Towards Quantifying and Reducing Language Mismatch Effects in Cross-Lingual Speech Anti-Spoofing
This addresses performance declines in anti-spoofing for multilingual and low-resource language scenarios, though it is incremental as it builds on existing monolingual models.
The paper tackled the problem of language mismatch degrading performance in cross-lingual speech anti-spoofing systems, and by proposing an accent-based data expansion method, it reduced these effects by over 15% on a dataset of over 3 million samples across 12 languages.

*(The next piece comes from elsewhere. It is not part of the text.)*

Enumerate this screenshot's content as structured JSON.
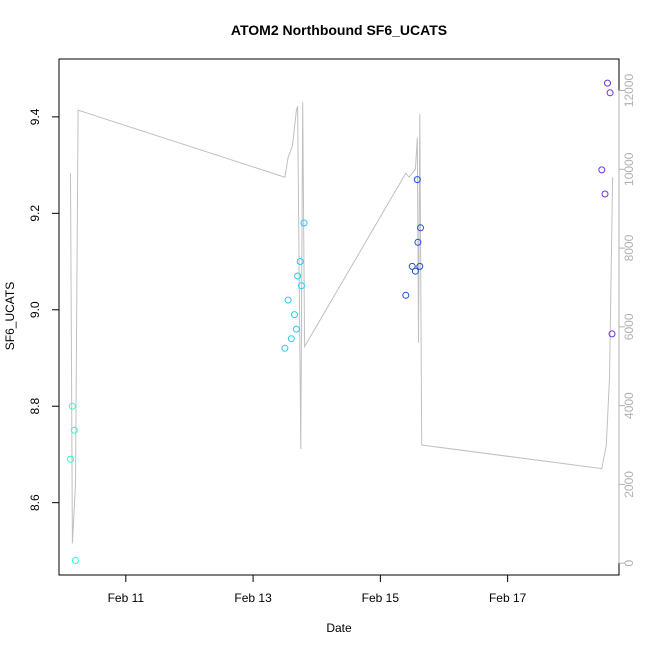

The effects of language mismatch impact speech anti-spoofing systems, while investigations and quantification of these effects remain limited. Existing anti-spoofing datasets are mainly in English, and the high cost of acquiring multilingual datasets hinders training language-independent models. We initiate this work by evaluating top-performing speech anti-spoofing systems that are trained on English data but tested on other languages, observing notable performance declines. We propose an innovative approach - Accent-based data expansion via TTS (ACCENT), which introduces diverse linguistic knowledge to monolingual-trained models, improving their cross-lingual capabilities. We conduct experiments on a large-scale dataset consisting of over 3 million samples, including 1.8 million training samples and nearly 1.2 million testing samples across 12 languages. The language mismatch effects are preliminarily quantified and remarkably reduced over 15% by applying the proposed ACCENT. This easily implementable method shows promise for multilingual and low-resource language scenarios.